List and use templates:

// List templates
const listResponse = await fetch(
`/api/prompt-templates?organizationId=${orgId}&environmentId=${envId}`
);
const { data: templates } = await listResponse.json();

// Execute a template
const execResponse = await fetch(`/api/prompt-templates/${templates[0].id}/execute`, {
method: 'POST',
headers: { 'Content-Type': 'application/json' },
body: JSON.stringify({ variableSetIndex: 0 })
});

const result = await execResponse.json();
console.log('AI Response:', result.result);

MCP Examples

The Prompt Templates API is available via MCP for AI agent integrations:

List templates via MCP:

{
"tool": "prompt_templates_list",
"arguments": {
"organizationId": "550e8400-e29b-41d4-a716-446655440000",
"environmentId": "660e8400-e29b-41d4-a716-446655440001"
}
}

Create template via MCP:

{
"tool": "prompt_templates_create",
"arguments": {
"organizationId": "550e8400-e29b-41d4-a716-446655440000",
"environmentId": "660e8400-e29b-41d4-a716-446655440001",
"name": "Tweet Generator",
"description": "Generates engaging tweets about sports events",
"promptText": "Write an exciting tweet about {{eventType}} by {{playerName}} in the {{teamName}} game.

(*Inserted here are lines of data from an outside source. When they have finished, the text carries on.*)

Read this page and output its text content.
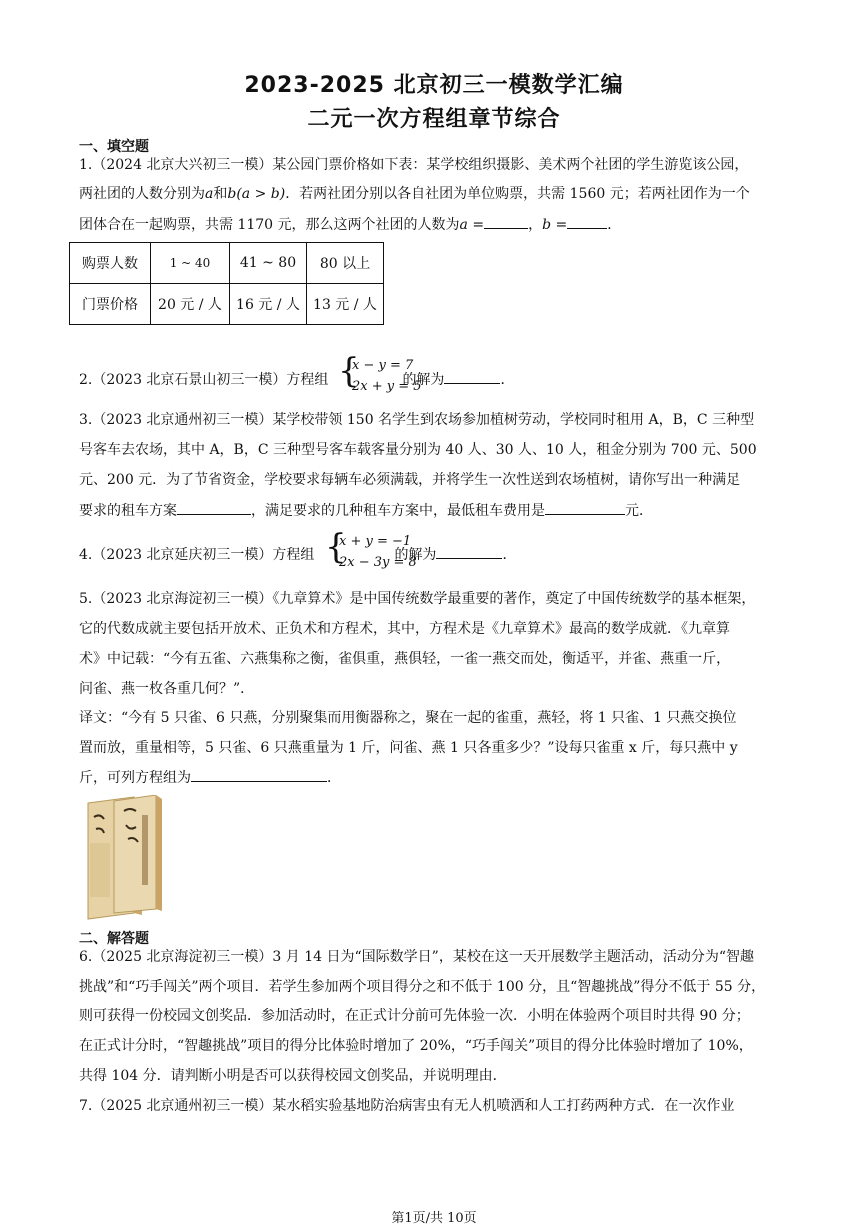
2023-2025 北京初三一模数学汇编
二元一次方程组章节综合
一、填空题
1.（2024 北京大兴初三一模）某公园门票价格如下表：某学校组织摄影、美术两个社团的学生游览该公园，
两社团的人数分别为a和b(a > b)．若两社团分别以各自社团为单位购票，共需 1560 元；若两社团作为一个
团体合在一起购票，共需 1170 元，那么这两个社团的人数为a =	，b =	．
购票人数	1 ~ 40	41 ~ 80	80 以上
门票价格	20 元 / 人	16 元 / 人	13 元 / 人
2.（2023 北京石景山初三一模）方程组	的解为	．
{
x − y = 7
2x + y = 5
3.（2023 北京通州初三一模）某学校带领 150 名学生到农场参加植树劳动，学校同时租用 A，B，C 三种型
号客车去农场，其中 A，B，C 三种型号客车载客量分别为 40 人、30 人、10 人，租金分别为 700 元、500
元、200 元．为了节省资金，学校要求每辆车必须满载，并将学生一次性送到农场植树，请你写出一种满足
要求的租车方案	，满足要求的几种租车方案中，最低租车费用是	元．
4.（2023 北京延庆初三一模）方程组	的解为	．
{
x + y = −1
2x − 3y = 8
5.（2023 北京海淀初三一模）《九章算术》是中国传统数学最重要的著作，奠定了中国传统数学的基本框架，
它的代数成就主要包括开放术、正负术和方程术，其中，方程术是《九章算术》最高的数学成就．《九章算
术》中记载：“今有五雀、六燕集称之衡，雀俱重，燕俱轻，一雀一燕交而处，衡适平，并雀、燕重一斤，
问雀、燕一枚各重几何？”．
译文：“今有 5 只雀、6 只燕，分别聚集而用衡器称之，聚在一起的雀重，燕轻，将 1 只雀、1 只燕交换位
置而放，重量相等，5 只雀、6 只燕重量为 1 斤，问雀、燕 1 只各重多少？”设每只雀重 x 斤，每只燕中 y
斤，可列方程组为	．
二、解答题
6.（2025 北京海淀初三一模）3 月 14 日为“国际数学日”，某校在这一天开展数学主题活动，活动分为“智趣
挑战”和“巧手闯关”两个项目．若学生参加两个项目得分之和不低于 100 分，且“智趣挑战”得分不低于 55 分，
则可获得一份校园文创奖品．参加活动时，在正式计分前可先体验一次．小明在体验两个项目时共得 90 分；
在正式计分时，“智趣挑战”项目的得分比体验时增加了 20%，“巧手闯关”项目的得分比体验时增加了 10%，
共得 104 分．请判断小明是否可以获得校园文创奖品，并说明理由．
7.（2025 北京通州初三一模）某水稻实验基地防治病害虫有无人机喷洒和人工打药两种方式．在一次作业
第1页/共 10页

Include relevant hashtags.",
"modelId": "880e8400-e29b-41d4-a716-446655440003"
}
}

Execute template via MCP:

{
"tool": "prompt_templates_execute",
"arguments": {
"id": "template-uuid",
"variableSetIndex": 0
}
}

Available MCP Tools

ToolDescription
prompt_templates_listList templates with filtering
prompt_templates_getGet template by ID
prompt_templates_createCreate new template
prompt_templates_updateUpdate existing template
prompt_templates_deleteDelete a template
prompt_templates_executeExecute template with model

See the API Overview for general API patterns and authentication, and the MCP API for MCP integration details.